Il nous avait prévenu le père Sergio ! Hélas trois chefs-d’œuvre n’ont pas suffi… Après nous avoir mis en garde contre la perversité du modernisme, de la perte des idéaux et de la dissolution du sacré, faisant triompher à coup sûr la rationalité étriquée face à l’intérêt spirituel, Leone nous a envoyé un avertissement.
Il Etait Une Fois Dans L’Ouest mettait en scène Charles Bronson. Il ouvrait le bal en tuant trois truands, bouclant ainsi sa trilogie cynico-triangulaire pour nous faire entrer dans la trilogie métaphysico-dialectique. D’un côté vous avez Franck (Henry Fonda), le cow-boy fin de race. Un pied dans le Far West sauvage, un autre dans la société industrielle qui se profile. Il est malin, prévoyant et machiavélo-individualiste. Dans le monde raisonnable et dégageant tout a priori transcendant, où l’individu contrôle tout, Franck nage dans le bonheur.
Mais Franck a un ange gardien. Peu loquace, peu sympathique et doté d’un but inconnu et mystérieux, il arrive à percer les yeux métalliques de Fonda. Que peut bien lui vouloir cet énergumène ? Il veut le faire replonger dans l’ancien monde, celui des hommes, des principes : mais Franck a trempé son caractère de meurtrier en acier trempé dans la boue des intérêts financiers larvés. Leone, plongeant son regard d’artiste dans la société qui se dessine, essayent de nous dire que ce genre de raclures mérite la mort, et qu’il faut faire prévaloir des intérêts supérieurs. Son héros, une entité fantomatique, vient comme un dernier rempart contre l’évolution des choses. Allant contre la dramatisation outrancière à l’anglo-saxonne, prenant son temps, tout son temps, Leone incluait dans la structure dans son film l’humanité qu’il voyait se déliter…

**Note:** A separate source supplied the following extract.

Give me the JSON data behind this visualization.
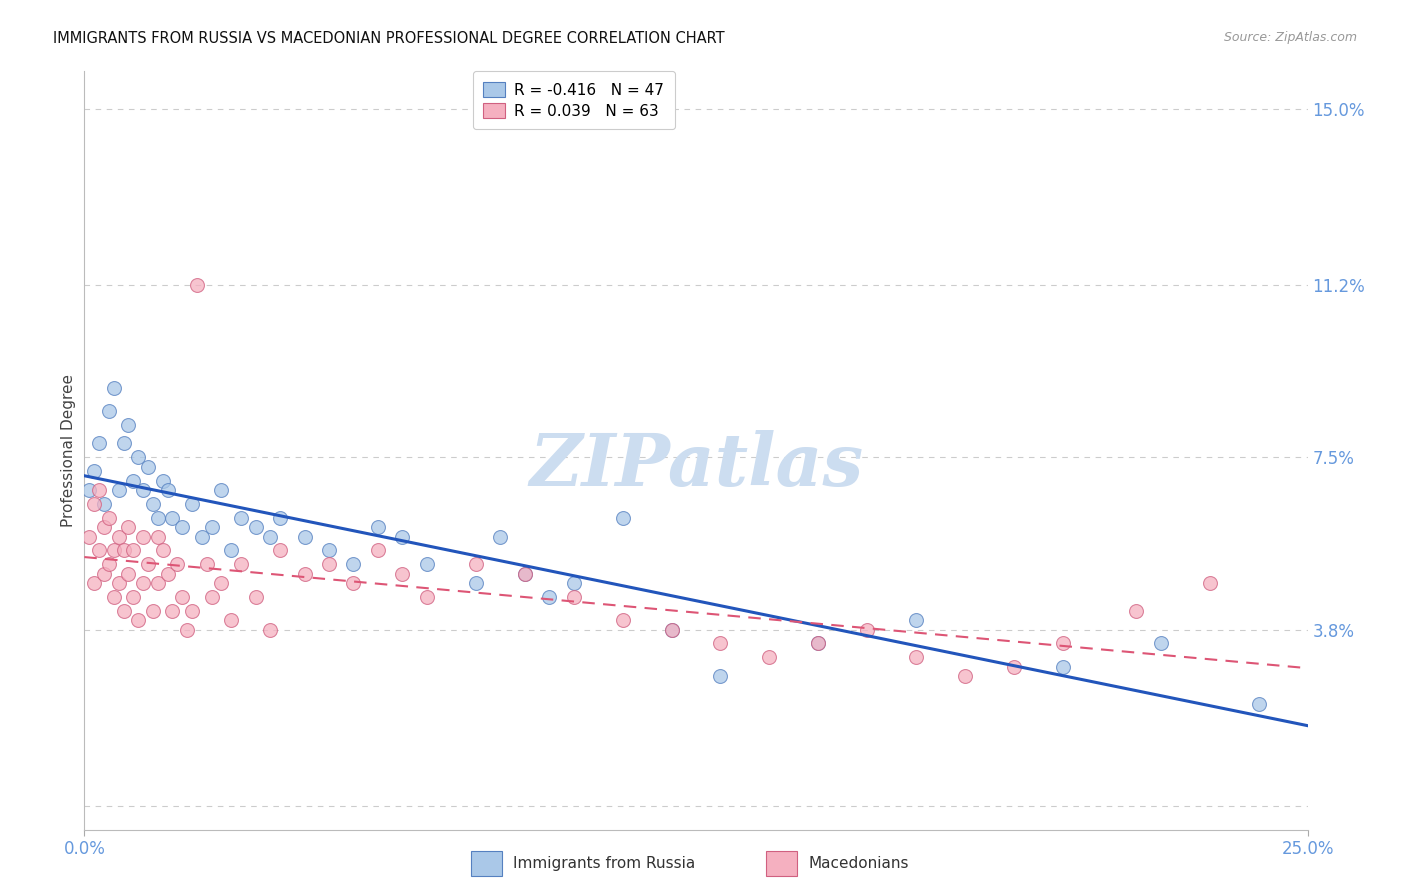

Même schéma dans Il Etait Une Fois La Révolution : Coburn, le mystique, va essayer d’élever Steiger, le bandit sans foi ni loi. Comme dans l’opus précédent, il cache son passé, son but pour mieux devenir un héros anthologique dans le dernier quart d’heure du film. Toujours l’amitié, omni présente, basée sur les principes helléniques aristotéliciens, valeurs supérieures, au centre du film. Mais cette fois, le héros ne repartira pas tranquillement vers un horizon plus sauvage. Leone, poussant d’un cran le désespoir, fait exploser Coburn. Il ne peut plus se payer le luxe de rester en vie… L’idéal doit se consolider dans la mort, se transporter dans le souffle d’un boum de TNT.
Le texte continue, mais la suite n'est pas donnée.